Marks D L, LaRusso N F, McNiven M A
Center for Basic Research in Digestive Diseases, Mayo Clinic, Rochester, Minnesota.
Gastroenterology. 1995 Mar;108(3):824-33. doi: 10.1016/0016-5085(95)90457-3.
BACKGROUND/AIMS: Vesicular transport is supported by microtubule-based, force-transducing adenosine triphosphatases (ATPases), such as kinesin, a ubiquitous motor enzyme that has been well studied in neuronal tissues. Although vesicular transport is important for hepatocellular secretory and clearance activities, the role of kinesin in liver function is poorly understood. Furthermore, the effects of bile acids on kinesin are unknown.
Kinesin was purified from rat liver cytosol by conventional chromatography and microtubule affinity binding and was characterized by immunoblotting with domain-specific kinesin antibodies and amino acid sequencing of tryptic fragments.
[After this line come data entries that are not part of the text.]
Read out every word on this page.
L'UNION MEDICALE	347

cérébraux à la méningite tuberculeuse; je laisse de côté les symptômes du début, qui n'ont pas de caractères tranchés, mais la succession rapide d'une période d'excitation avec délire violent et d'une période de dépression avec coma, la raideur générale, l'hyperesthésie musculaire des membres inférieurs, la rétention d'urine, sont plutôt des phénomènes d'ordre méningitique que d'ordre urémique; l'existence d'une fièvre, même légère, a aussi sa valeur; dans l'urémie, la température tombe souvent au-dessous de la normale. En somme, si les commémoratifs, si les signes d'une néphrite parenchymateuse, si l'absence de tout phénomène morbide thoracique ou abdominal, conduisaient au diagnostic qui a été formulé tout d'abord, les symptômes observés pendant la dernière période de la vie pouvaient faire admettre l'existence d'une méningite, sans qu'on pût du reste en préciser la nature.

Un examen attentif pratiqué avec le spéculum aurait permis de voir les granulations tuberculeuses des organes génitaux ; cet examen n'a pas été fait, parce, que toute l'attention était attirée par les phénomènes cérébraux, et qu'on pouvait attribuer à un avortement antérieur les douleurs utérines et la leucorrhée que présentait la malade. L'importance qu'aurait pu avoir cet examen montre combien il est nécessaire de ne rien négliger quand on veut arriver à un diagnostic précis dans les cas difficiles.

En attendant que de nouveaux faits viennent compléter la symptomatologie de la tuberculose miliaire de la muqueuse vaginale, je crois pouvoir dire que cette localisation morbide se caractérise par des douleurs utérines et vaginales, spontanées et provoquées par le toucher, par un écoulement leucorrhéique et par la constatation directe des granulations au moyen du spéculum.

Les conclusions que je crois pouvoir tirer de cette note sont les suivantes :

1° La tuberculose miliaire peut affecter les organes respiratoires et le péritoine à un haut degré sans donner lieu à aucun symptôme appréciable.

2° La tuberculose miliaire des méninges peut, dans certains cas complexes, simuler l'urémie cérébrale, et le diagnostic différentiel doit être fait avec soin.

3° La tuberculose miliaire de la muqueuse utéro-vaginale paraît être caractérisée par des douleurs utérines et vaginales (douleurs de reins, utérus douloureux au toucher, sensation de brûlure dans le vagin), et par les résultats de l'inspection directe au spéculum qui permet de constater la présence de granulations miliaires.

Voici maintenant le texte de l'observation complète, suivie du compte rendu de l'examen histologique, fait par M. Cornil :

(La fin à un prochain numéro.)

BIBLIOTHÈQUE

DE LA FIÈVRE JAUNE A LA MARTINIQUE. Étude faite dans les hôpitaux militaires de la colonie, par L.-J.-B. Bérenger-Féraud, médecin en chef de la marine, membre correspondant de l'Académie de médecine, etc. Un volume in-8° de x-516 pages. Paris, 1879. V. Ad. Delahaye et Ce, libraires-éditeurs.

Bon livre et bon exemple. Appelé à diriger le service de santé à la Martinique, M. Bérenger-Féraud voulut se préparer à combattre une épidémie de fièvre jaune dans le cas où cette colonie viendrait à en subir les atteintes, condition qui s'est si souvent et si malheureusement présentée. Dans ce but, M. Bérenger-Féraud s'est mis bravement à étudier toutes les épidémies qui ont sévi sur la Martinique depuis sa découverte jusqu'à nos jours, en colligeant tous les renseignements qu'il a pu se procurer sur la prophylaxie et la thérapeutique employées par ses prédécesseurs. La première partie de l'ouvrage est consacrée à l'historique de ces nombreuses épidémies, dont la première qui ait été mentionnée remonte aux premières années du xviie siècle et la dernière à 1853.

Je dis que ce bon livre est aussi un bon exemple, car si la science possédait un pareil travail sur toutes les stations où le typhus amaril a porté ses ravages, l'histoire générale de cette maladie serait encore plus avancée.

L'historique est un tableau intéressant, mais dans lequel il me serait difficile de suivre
Kinesin activity was measured with and without bile acids using an in vitro motility assay and ATPase assays.
Immunoblot analysis and partial amino acid sequencing of purified kinesin showed that the sequence at the heavy chain of hepatic kinesin is nearly identical to that of brain kinesin. Purified kinesin transported microtubules in vitro with a velocity of approximately 0.5 microns/s; this activity was significantly inhibited by 0.5-1 mmol/L taurochenodeoxycholate but not by tauroursodeoxycholate. At a dose of 1 mmol/L, chenodeoxycholate conjugates, but not ursodeoxycholate or cholate conjugates, directly inhibited the ATPase activities of kinesin and another microtubule motor, cytoplasmic dynein.
Cholestatic concentrations of chenodeoxycholate conjugates directly inhibit the activity of microtubule motors, suggesting a possible mechanism for impairment of vesicular transport in cholestasis.
背景/目的:囊泡运输由基于微管的、能传递力的三磷酸腺苷酶(ATP酶)支持,如驱动蛋白,这是一种在神经组织中已得到充分研究的普遍存在的运动酶。尽管囊泡运输对肝细胞的分泌和清除活动很重要,但驱动蛋白在肝功能中的作用却知之甚少。此外,胆汁酸对驱动蛋白的影响尚不清楚。
通过常规色谱法和微管亲和结合从大鼠肝脏胞质溶胶中纯化驱动蛋白,并用结构域特异性驱动蛋白抗体进行免疫印迹和胰蛋白酶片段的氨基酸测序对其进行表征。使用体外运动分析和ATP酶分析测量有无胆汁酸时的驱动蛋白活性。
纯化的驱动蛋白的免疫印迹分析和部分氨基酸测序表明,肝脏驱动蛋白重链的序列与脑驱动蛋白的序列几乎相同。纯化的驱动蛋白在体外以约0.5微米/秒的速度运输微管;这种活性被0.5 - 1毫摩尔/升的牛磺鹅去氧胆酸盐显著抑制,但不被牛磺熊去氧胆酸盐抑制。在1毫摩尔/升的剂量下,鹅去氧胆酸盐共轭物而非熊去氧胆酸盐或胆酸盐共轭物直接抑制驱动蛋白和另一种微管运动蛋白胞质动力蛋白的ATP酶活性。
鹅去氧胆酸盐共轭物的胆汁淤积浓度直接抑制微管运动蛋白的活性,提示胆汁淤积中囊泡运输受损的一种可能机制。